Why would they use the materials in model training? It would defeat the purpose of having a benchmarking set

  • Compare:

    "O3 performs spectacularly on a very hard dataset that was independently developed and that OpenAI does not have access to."

    "O3 performs spectacularly on a very hard dataset that was developed for OpenAI and that only OpenAI has access to."

    Or let's put it another way: If what they care about is benchmark integrity, what reason would they have for demanding access to the benchmark dataset and hiding the fact that they finance it?
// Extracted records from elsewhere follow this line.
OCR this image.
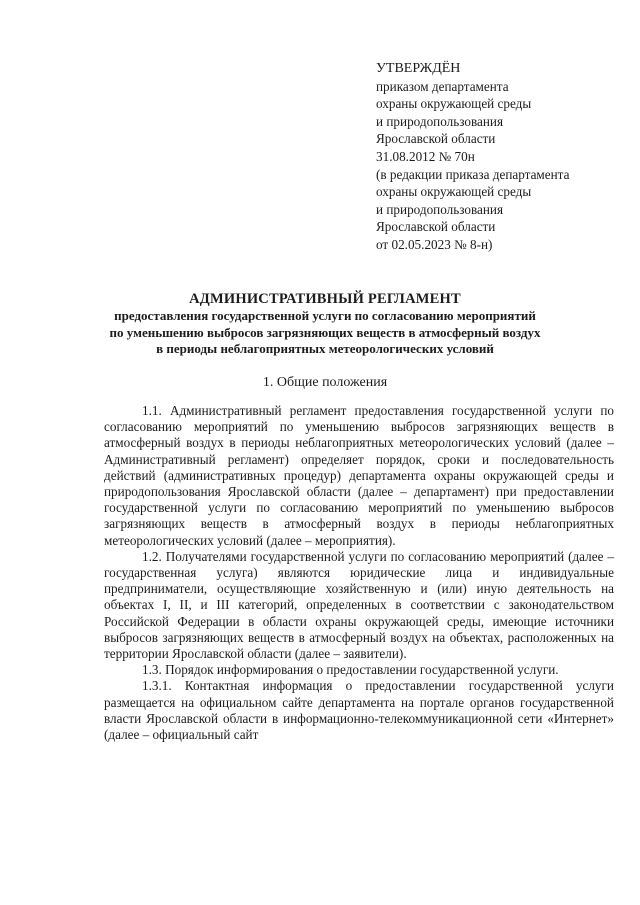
УТВЕРЖДЁН
приказом департамента
охраны окружающей среды
и природопользования
Ярославской области
31.08.2012 № 70н
(в редакции приказа департамента
охраны окружающей среды
и природопользования
Ярославской области
от 02.05.2023 № 8-н)
АДМИНИСТРАТИВНЫЙ РЕГЛАМЕНТ
предоставления государственной услуги по согласованию мероприятий
по уменьшению выбросов загрязняющих веществ в атмосферный воздух
в периоды неблагоприятных метеорологических условий
1. Общие положения

1.1. Административный регламент предоставления государственной услуги по согласованию мероприятий по уменьшению выбросов загрязняющих веществ в атмосферный воздух в периоды неблагоприятных метеорологических условий (далее – Административный регламент) определяет порядок, сроки и последовательность действий (административных процедур) департамента охраны окружающей среды и природопользования Ярославской области (далее – департамент) при предоставлении государственной услуги по согласованию мероприятий по уменьшению выбросов загрязняющих веществ в атмосферный воздух в периоды неблагоприятных метеорологических условий (далее – мероприятия).

1.2. Получателями государственной услуги по согласованию мероприятий (далее – государственная услуга) являются юридические лица и индивидуальные предприниматели, осуществляющие хозяйственную и (или) иную деятельность на объектах I, II, и III категорий, определенных в соответствии с законодательством Российской Федерации в области охраны окружающей среды, имеющие источники выбросов загрязняющих веществ в атмосферный воздух на объектах, расположенных на территории Ярославской области (далее – заявители).

1.3. Порядок информирования о предоставлении государственной услуги.

1.3.1. Контактная информация о предоставлении государственной услуги размещается на официальном сайте департамента на портале органов государственной власти Ярославской области в информационно-телекоммуникационной сети «Интернет» (далее – официальный сайт
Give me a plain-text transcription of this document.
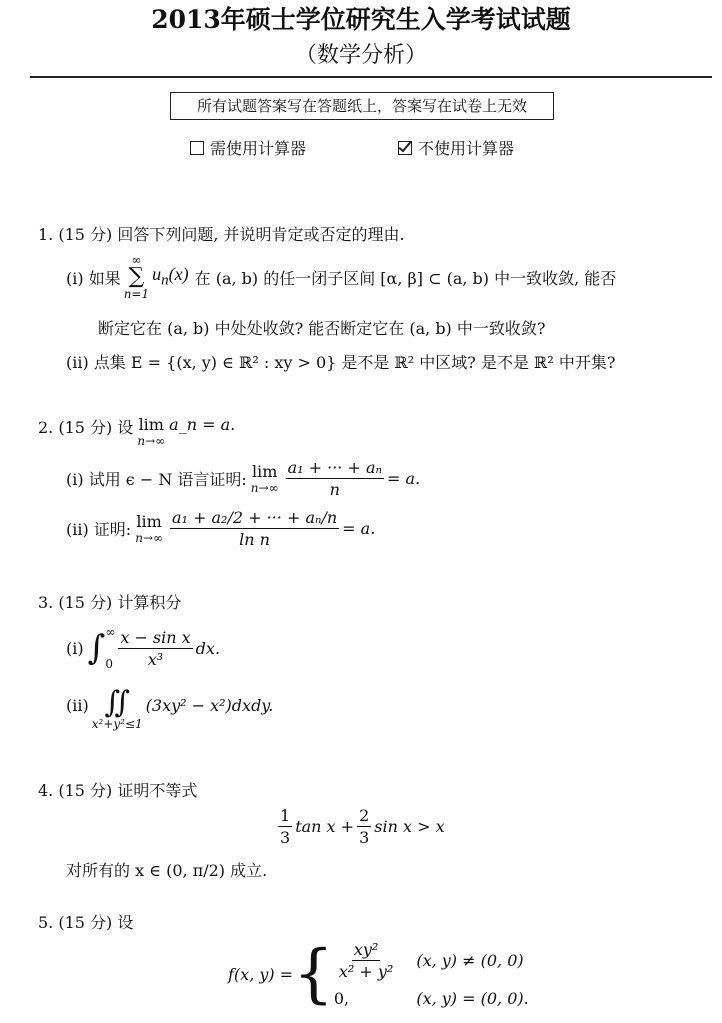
2013年硕士学位研究生入学考试试题
（数学分析）
所有试题答案写在答题纸上，答案写在试卷上无效
需使用计算器	不使用计算器
1. (15 分) 回答下列问题, 并说明肯定或否定的理由.
(i) 如果
∞
∑
n=1
$u_n(x)$ 在 (a, b) 的任一闭子区间 [α, β] ⊂ (a, b) 中一致收敛, 能否
断定它在 (a, b) 中处处收敛? 能否断定它在 (a, b) 中一致收敛?
(ii) 点集 E = {(x, y) ∈ ℝ² : xy > 0} 是不是 ℝ² 中区域? 是不是 ℝ² 中开集?
2. (15 分) 设 lim
n→∞
a_n = a.
(i) 试用 ϵ − N 语言证明: lim
$n\to\infty \frac{\text{a₁ + ··· + aₙ}}{n} = a$.
(ii) 证明: lim
$n\to\infty \frac{\text{a₁ + a₂/2 + ··· + aₙ/n}}{\text{ln n}} = a$.
3. (15 分) 计算积分
(i) ∫ ∞
$0 \frac{\text{x − sin x}}{\text{x³}}$ dx.
(ii) ∬
x²+y²≤1
(3xy² − x²)dxdy.
4. (15 分) 证明不等式
$\frac{1}{3}$ $\tan x + \frac{2}{3}$ sin x > x
对所有的 x ∈ (0, π/2) 成立.
5. (15 分) 设
f(x, y) = { $\frac{\text{xy²}}{\text{x² + y²}} (x$, y) ≠ (0, 0)
0,	(x, y) = (0, 0).
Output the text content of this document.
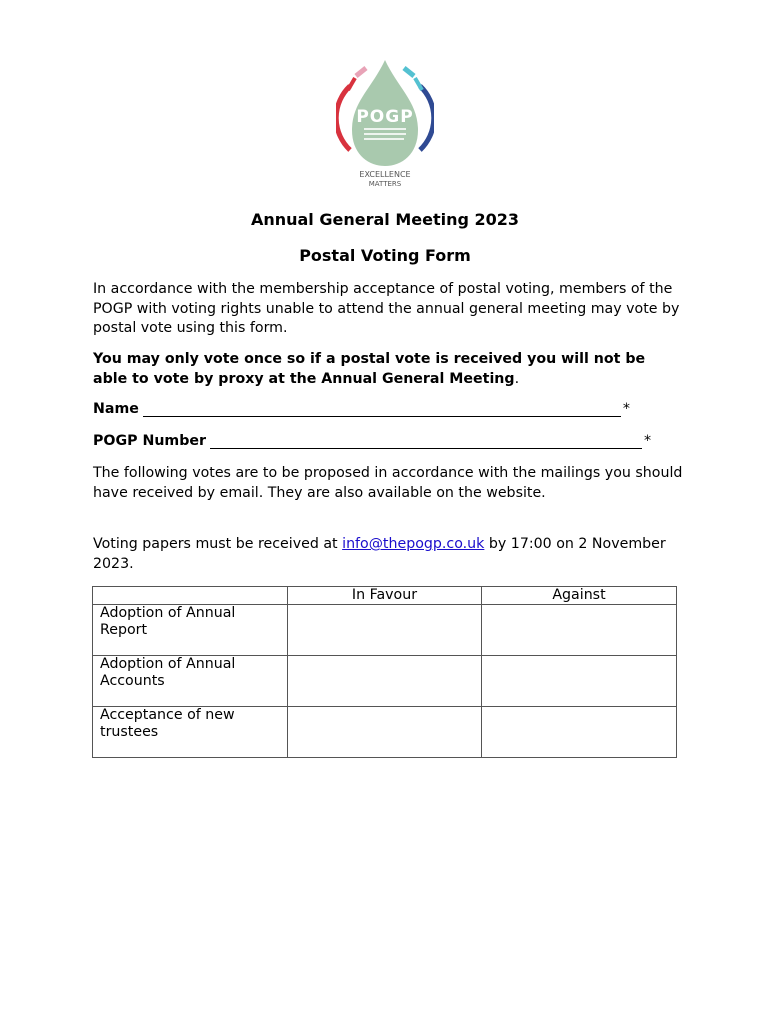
POGP
EXCELLENCE
MATTERS
Annual General Meeting 2023
Postal Voting Form
In accordance with the membership acceptance of postal voting, members of the POGP with voting rights unable to attend the annual general meeting may vote by postal vote using this form.
You may only vote once so if a postal vote is received you will not be able to vote by proxy at the Annual General Meeting.
Name	*
POGP Number	*
The following votes are to be proposed in accordance with the mailings you should have received by email. They are also available on the website.
Voting papers must be received at info@thepogp.co.uk by 17:00 on 2 November 2023.
	In Favour	Against
Adoption of Annual Report		
Adoption of Annual Accounts		
Acceptance of new trustees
The obvious thing to do if integrity is your goal is to fund it, declare that you will not touch it, and be transparent about it.

  • If you’re a research lab then yes.

    If you’re a for profit company trying to raise funding and fend off skepticism that your models really aren’t that much better than any one else’s, then…

    It would be dishonest, but as long as no one found out until after you closed your funding round, there’s plenty of reason you might do this.

    It comes down to caring about benchmarks and integrity or caring about piles of money.

    Judge for yourself which one they chose.

    Perhaps they didn’t train on it.

    Who knows?

    It’s fair to be skeptical though, under the circumstances.

    • 6 months ago it would be unimaginable to do anything that may be harmful to the quality of the product, but I’m trusting OpenAI less and less

>perhaps they were routing API calls to human workers

Honest question, did they?

  • How would that even work? Aren’t the responses to the API equally fast as the Web interface? Can any human write a response with the speed of an LLM?

    • No but a human can solve a problem that an LLM can't solve and then an LLM can generate a response to the original prompt including the solution found by the human.

verbal agreement ... that's just saying that you're a little dumb or you're playing dumb cause you're in on it.